July 17, 2023
The job market has remained fairly resilient despite inflation and efforts to curb it, so it is only natural that people who are dissatisfied with their current place of employment would be looking around for something else. After all, there are plenty of other fish in this sea, so why not just cast a wide net and see if you can snag an alternative to this terrible situation you’re in now?
Employment experts call that “rage applying” but they don’t recommend it. Applying for every vacant position you see (and these days, respiratory therapists see lots of them) without first taking the time to 1) assess what’s really wrong at the place you’re at now, and 2) making sure you won’t be jumping into a similar situation at a new job, is akin to leaping before you look.
Here are three things you can do instead of rage applying to make sure your current job is really not for you, and your new one will be —
- Make a list of the things you don’t like about your current job and why: People who rage apply often do so in a sort of knee-jerk fashion — someone or something ticks them off and they immediately turn to the want ads online and fire off applications for every RT position available. Take a day or so to sit with your thoughts instead and then write down everything that is making you want to leave so you can clearly understand your own motivations.
- Schedule a meeting with your current manager: Once you have your list of grievances, ask your manager for a one-on-one meeting. You know what’s bothering you, but your manager is likely clueless. So give them an opportunity to address your issues and make things better.

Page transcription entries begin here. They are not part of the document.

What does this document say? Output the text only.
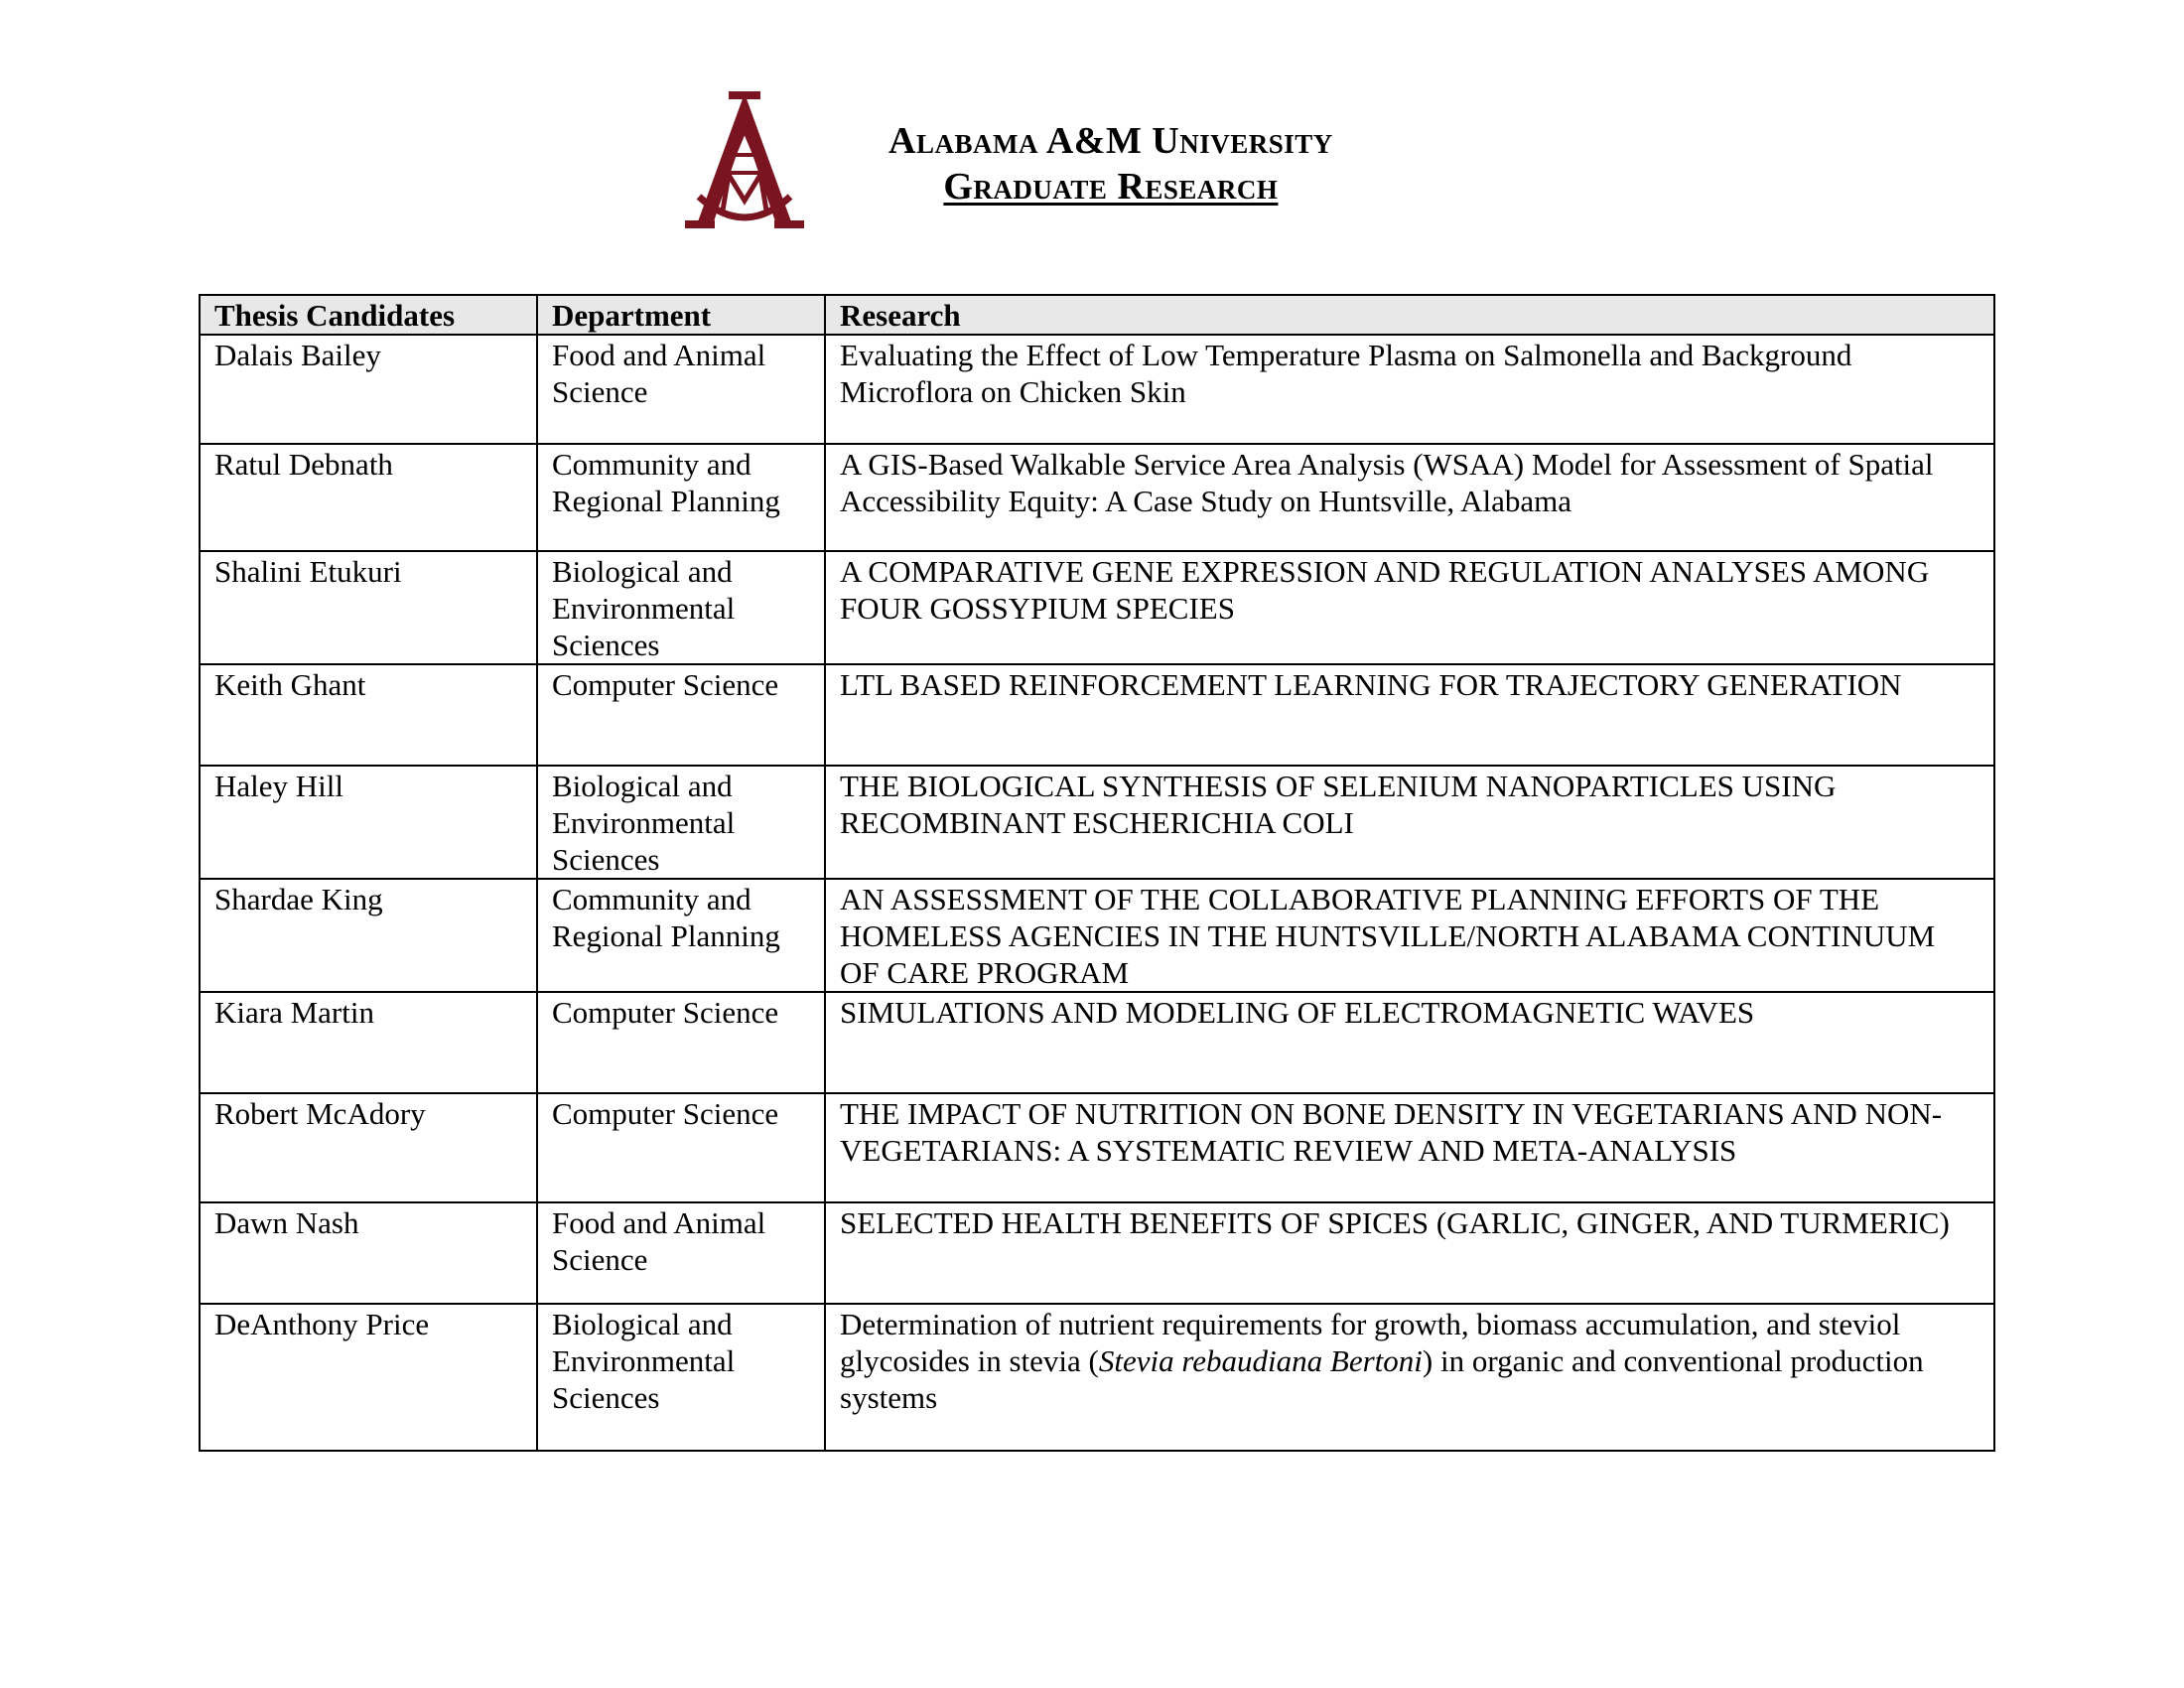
Alabama A&M University
Graduate Research
Thesis Candidates	Department	Research
Dalais Bailey	Food and Animal Science	Evaluating the Effect of Low Temperature Plasma on Salmonella and Background Microflora on Chicken Skin
Ratul Debnath	Community and Regional Planning	A GIS-Based Walkable Service Area Analysis (WSAA) Model for Assessment of Spatial Accessibility Equity: A Case Study on Huntsville, Alabama
Shalini Etukuri	Biological and Environmental Sciences	A COMPARATIVE GENE EXPRESSION AND REGULATION ANALYSES AMONG FOUR GOSSYPIUM SPECIES
Keith Ghant	Computer Science	LTL BASED REINFORCEMENT LEARNING FOR TRAJECTORY GENERATION
Haley Hill	Biological and Environmental Sciences	THE BIOLOGICAL SYNTHESIS OF SELENIUM NANOPARTICLES USING RECOMBINANT ESCHERICHIA COLI
Shardae King	Community and Regional Planning	AN ASSESSMENT OF THE COLLABORATIVE PLANNING EFFORTS OF THE HOMELESS AGENCIES IN THE HUNTSVILLE/NORTH ALABAMA CONTINUUM OF CARE PROGRAM
Kiara Martin	Computer Science	SIMULATIONS AND MODELING OF ELECTROMAGNETIC WAVES
Robert McAdory	Computer Science	THE IMPACT OF NUTRITION ON BONE DENSITY IN VEGETARIANS AND NON-VEGETARIANS: A SYSTEMATIC REVIEW AND META-ANALYSIS
Dawn Nash	Food and Animal Science	SELECTED HEALTH BENEFITS OF SPICES (GARLIC, GINGER, AND TURMERIC)
DeAnthony Price	Biological and Environmental Sciences	Determination of nutrient requirements for growth, biomass accumulation, and steviol glycosides in stevia (Stevia rebaudiana Bertoni) in organic and conventional production systems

If you approach your manager in a calm and collected manner and carefully explain what you need that you’re not getting, chances are they will take at least some steps to resolve your issues, because in this job market, they want to keep as many people on staff as they can.

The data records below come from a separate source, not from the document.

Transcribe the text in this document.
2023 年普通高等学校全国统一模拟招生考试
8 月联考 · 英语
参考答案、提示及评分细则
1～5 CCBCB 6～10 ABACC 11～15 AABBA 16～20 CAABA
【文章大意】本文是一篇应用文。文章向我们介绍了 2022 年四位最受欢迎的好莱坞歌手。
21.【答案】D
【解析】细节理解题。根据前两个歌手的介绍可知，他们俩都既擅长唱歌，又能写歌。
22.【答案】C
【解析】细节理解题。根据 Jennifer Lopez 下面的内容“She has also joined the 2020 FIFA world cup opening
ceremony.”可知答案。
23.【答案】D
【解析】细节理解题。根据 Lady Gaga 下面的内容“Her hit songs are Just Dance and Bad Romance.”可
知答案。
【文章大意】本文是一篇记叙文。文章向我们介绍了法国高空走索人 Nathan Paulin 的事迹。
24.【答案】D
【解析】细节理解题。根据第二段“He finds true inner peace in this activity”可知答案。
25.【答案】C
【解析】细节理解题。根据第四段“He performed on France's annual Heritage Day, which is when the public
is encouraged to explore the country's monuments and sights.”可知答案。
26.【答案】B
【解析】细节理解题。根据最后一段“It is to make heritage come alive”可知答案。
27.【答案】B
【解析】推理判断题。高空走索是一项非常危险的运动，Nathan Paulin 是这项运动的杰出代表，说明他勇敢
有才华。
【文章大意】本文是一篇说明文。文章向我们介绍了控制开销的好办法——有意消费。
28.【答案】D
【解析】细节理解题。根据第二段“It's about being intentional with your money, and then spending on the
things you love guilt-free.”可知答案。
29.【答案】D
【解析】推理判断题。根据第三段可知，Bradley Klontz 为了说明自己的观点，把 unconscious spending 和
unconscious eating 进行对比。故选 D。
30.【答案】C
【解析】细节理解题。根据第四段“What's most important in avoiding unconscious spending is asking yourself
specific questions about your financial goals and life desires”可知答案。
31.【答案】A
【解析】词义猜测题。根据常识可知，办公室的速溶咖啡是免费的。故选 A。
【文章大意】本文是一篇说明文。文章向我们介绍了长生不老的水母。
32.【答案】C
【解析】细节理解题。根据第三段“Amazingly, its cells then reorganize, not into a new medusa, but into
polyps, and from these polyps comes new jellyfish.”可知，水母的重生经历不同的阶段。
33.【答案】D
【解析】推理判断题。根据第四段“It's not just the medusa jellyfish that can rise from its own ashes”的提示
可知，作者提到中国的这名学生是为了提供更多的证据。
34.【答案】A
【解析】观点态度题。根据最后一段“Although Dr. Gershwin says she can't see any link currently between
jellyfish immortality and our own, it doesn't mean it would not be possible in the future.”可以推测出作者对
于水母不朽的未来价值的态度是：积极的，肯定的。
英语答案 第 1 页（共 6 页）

- If you do go on to apply, do it thoughtfully: If carefully assessing your current situation and meeting with your manager doesn’t elicit the changes you think need to be made at work, then it’s fine to turn your attention back to the job market. But be selective. Make a list of your must-haves in a new job and only apply only to the positions that you think will really give you what you are seeking. Then customize your resume, your cover letter, and your application to make sure it fits the job description at hand. The last thing you want is to land another job that is just as bad as the one you are trying to leave.
All jobs have their good sides and their bad sides, and jumping into another one just because you don’t like the one have now isn’t going to solve your problems. If you really are ready to move on, put in the work that’s needed to ensure that your next position will be one that will make thoughts of rage applying a thing of your past.